Moeten de woorden ‚de overeenkomst tussen de derde en de principaal niet zal worden uitgevoerd’ in artikel 11 van richtlijn 86/653/EEG van de Raad van 18 december 1986 inzake de coördinatie van de wetgevingen van de lidstaten inzake zelfstandige handelsagenten (hierna: ‚richtlijn 86/653’) aldus worden uitgelegd dat daaronder

a)

de volledige niet-uitvoering van de overeenkomst wordt verstaan, dat wil zeggen noch de principaal noch de derde heeft de bepalingen van de overeenkomst ook maar gedeeltelijk uitgevoerd, of

b)

kan daaronder ook de gedeeltelijke niet-uitvoering van de overeenkomst worden verstaan, dat wil bijvoorbeeld zeggen dat het aantal beoogde transacties niet tot stand is gekomen of dat de overeenkomst een kortere looptijd zal hebben dan beoogd was?

2)

Indien de uitlegging onder b) van de eerste vraag juist is, moet artikel 11, lid 2, van richtlijn 86/653 dan aldus worden uitgelegd dat een bepaling van een handelsagentuurovereenkomst volgens welke de agent gehouden is een evenredig deel van zijn provisie terug te betalen indien de overeenkomst tussen de principaal en de derde niet volledig is uitgevoerd, in die zin dat de uitvoering achter is gebleven bij wat aanvankelijk was beoogd of wat in de handelsagentuurovereenkomst was overeengekomen, geen afwijking in het nadeel van de agent is?

3)

Kunnen in gevallen als die van het hoofdgeding bij de beoordeling van de vraag of de niet-uitvoering terug te voeren is op omstandigheden die ,aan de principaal te wijten’ zijn in de zin van artikel 11, lid 1, tweede streepje, van richtlijn 86/653,

a)

enkel juridische gronden in aanmerking worden genomen die rechtstreeks leiden tot het einde van de overeenkomst (de overeenkomst eindigt bijvoorbeeld omdat de derde een daarin neergelegde verplichting niet is nagekomen), of

b)

kan daarbij ook in aanmerking worden genomen of die juridische omstandigheden het gevolg waren van gedragingen van de principaal in het kader van de rechtsverhouding met die derde welke ertoe hebben geleid dat de derde zijn vertrouwen in de principaal heeft verloren en daarom een in de overeenkomst met de principaal neergelegde verplichting niet is nagekomen?”

15.

De Slowaakse en de Duitse regering alsook de Europese Commissie hebben schriftelijke opmerkingen ingediend.

Juridische beoordeling

Bevoegdheid van het Hof

16.

Richtlijn 86/653 heeft volgens artikel 1 ervan tot doel de nationale maatregelen inzake de betrekkingen tussen handelsagenten en hun principalen te harmoniseren met betrekking tot het tot stand brengen van „de verkoop of de aankoop van goederen”. ( 3 ) In het hoofdgeding gaat het echter niet om de verkoop van goederen maar van (verzekerings)diensten.
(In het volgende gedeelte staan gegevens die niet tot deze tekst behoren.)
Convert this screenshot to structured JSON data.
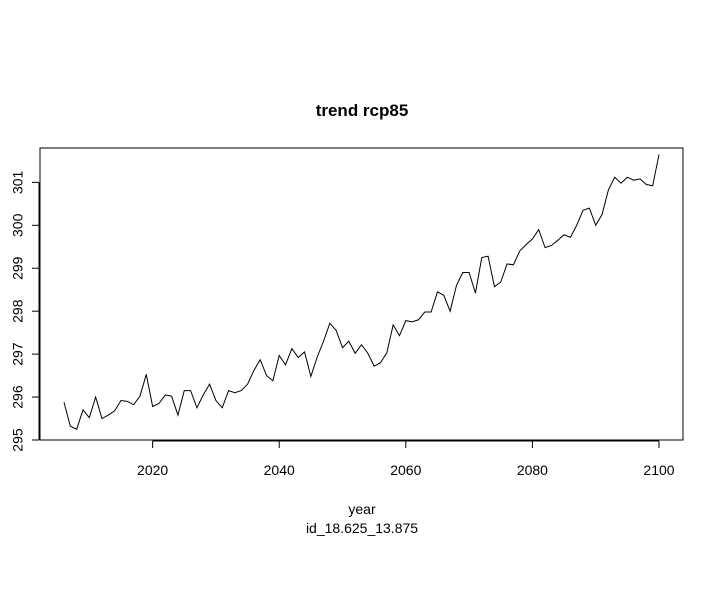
{
  "chart_data": {
    "type": "line",
    "title": "trend rcp85",
    "xlabel": "year",
    "sublabel": "id_18.625_13.875",
    "ylabel": "",
    "xlim": [
      2006,
      2100
    ],
    "ylim": [
      295,
      301.8
    ],
    "x_ticks": [
      2020,
      2040,
      2060,
      2080,
      2100
    ],
    "y_ticks": [
      295,
      296,
      297,
      298,
      299,
      300,
      301
    ],
    "grid": false,
    "line_color": "#000000",
    "series": [
      {
        "x": [
          2006,
          2007,
          2008,
          2009,
          2010,
          2011,
          2012,
          2013,
          2014,
          2015,
          2016,
          2017,
          2018,
          2019,
          2020,
          2021,
          2022,
          2023,
          2024,
          2025,
          2026,
          2027,
          2028,
          2029,
          2030,
          2031,
          2032,
          2033,
          2034,
          2035,
          2036,
          2037,
          2038,
          2039,
          2040,
          2041,
          2042,
          2043,
          2044,
          2045,
          2046,
          2047,
          2048,
          2049,
          2050,
          2051,
          2052,
          2053,
          2054,
          2055,
          2056,
          2057,
          2058,
          2059,
          2060,
          2061,
          2062,
          2063,
          2064,
          2065,
          2066,
          2067,
          2068,
          2069,
          2070,
          2071,
          2072,
          2073,
          2074,
          2075,
          2076,
          2077,
          2078,
          2079,
          2080,
          2081,
          2082,
          2083,
          2084,
          2085,
          2086,
          2087,
          2088,
          2089,
          2090,
          2091,
          2092,
          2093,
          2094,
          2095,
          2096,
          2097,
          2098,
          2099,
          2100
        ],
        "y": [
          295.88,
          295.32,
          295.25,
          295.7,
          295.52,
          296.0,
          295.5,
          295.58,
          295.68,
          295.92,
          295.9,
          295.82,
          296.02,
          296.53,
          295.78,
          295.85,
          296.05,
          296.02,
          295.58,
          296.15,
          296.15,
          295.75,
          296.05,
          296.3,
          295.92,
          295.75,
          296.15,
          296.1,
          296.15,
          296.3,
          296.62,
          296.87,
          296.5,
          296.38,
          296.97,
          296.75,
          297.13,
          296.92,
          297.05,
          296.48,
          296.93,
          297.3,
          297.72,
          297.55,
          297.15,
          297.3,
          297.02,
          297.22,
          297.02,
          296.72,
          296.8,
          297.03,
          297.68,
          297.43,
          297.78,
          297.75,
          297.8,
          297.98,
          297.98,
          298.45,
          298.37,
          298.0,
          298.6,
          298.9,
          298.9,
          298.42,
          299.25,
          299.28,
          298.57,
          298.68,
          299.1,
          299.08,
          299.4,
          299.55,
          299.68,
          299.9,
          299.48,
          299.53,
          299.65,
          299.78,
          299.72,
          300.0,
          300.35,
          300.4,
          300.0,
          300.25,
          300.82,
          301.12,
          300.98,
          301.12,
          301.05,
          301.08,
          300.95,
          300.92,
          301.65
        ]
      }
    ]
  }
}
Bijgevolg zijn de bepalingen van richtlijn 86/653 in casu niet van toepassing.

17.

Men kan zich dus afvragen of het Hof überhaupt bevoegd is om over een dergelijk geval bij wege van prejudiciële beslissing uitspraak te doen, aangezien dit geval duidelijk niet binnen de werkingssfeer van het Unierecht valt. (Fysieke) goederen en (immateriële) diensten zijn inderdaad zeer verschillende zaken.

18.

Het Hof heeft zich echter al over deze kwestie uitgesproken in verband met richtlijn 86/653. Het is vaste rechtspraak van het Hof dat in het geval waarin een nationale wettelijke regeling zich voor haar oplossingen conformeert aan de in het Unierecht gekozen oplossingen, teneinde inzonderheid discriminatie of een eventuele verstoring van de mededinging te voorkomen, de Unie er onmiskenbaar belang bij heeft dat de aan het Unierecht ontleende bepalingen of begrippen – ter vermijding van uiteenlopende uitleggingen in de toekomst – op eenvormige wijze worden uitgelegd, ongeacht de omstandigheden waaronder zij toepassing moeten vinden. ( 4 )

19.

In dit verband heeft het Hof met betrekking tot de Belgische wet betreffende de handelsagentuurovereenkomst uitdrukkelijk vastgesteld dat „de door de verwijzende rechter gestelde vraag weliswaar geen betrekking heeft op een overeenkomst voor de verkoop of aankoop van goederen, maar op een handelsagentuurovereenkomst inzake de exploitatie van een [dienst], [doch dat] dit […] niet weg[neemt] dat de Belgische wetgever bij de omzetting van de bepalingen van deze richtlijn in het nationale recht heeft beslist om deze twee soorten situaties op dezelfde manier te behandelen”. ( 5 )

20.

Zoals de regering van Slowakije benadrukt, is de in het geding zijnde nationale wetgeving vastgesteld met het oog op de omzetting van richtlijn 86/653. Hiermee beoogde de Slowaakse wetgever handelsagenten die goederen verkopen op dezelfde manier te behandelen als handelsagenten die diensten verkopen.

21.

Bijgevolg acht ik het Hof van Justitie bevoegd om de door de verwijzende rechter gestelde vragen te beantwoorden.

Eerste vraag

22.

Met zijn eerste vraag wenst de verwijzende rechter te vernemen of artikel 11, lid 1 van richtlijn 86/653 aldus mag worden uitgelegd dat het recht op provisie van een handelsagent eveneens kan vervallen indien de overeenkomst gedeeltelijk niet wordt uitgevoerd.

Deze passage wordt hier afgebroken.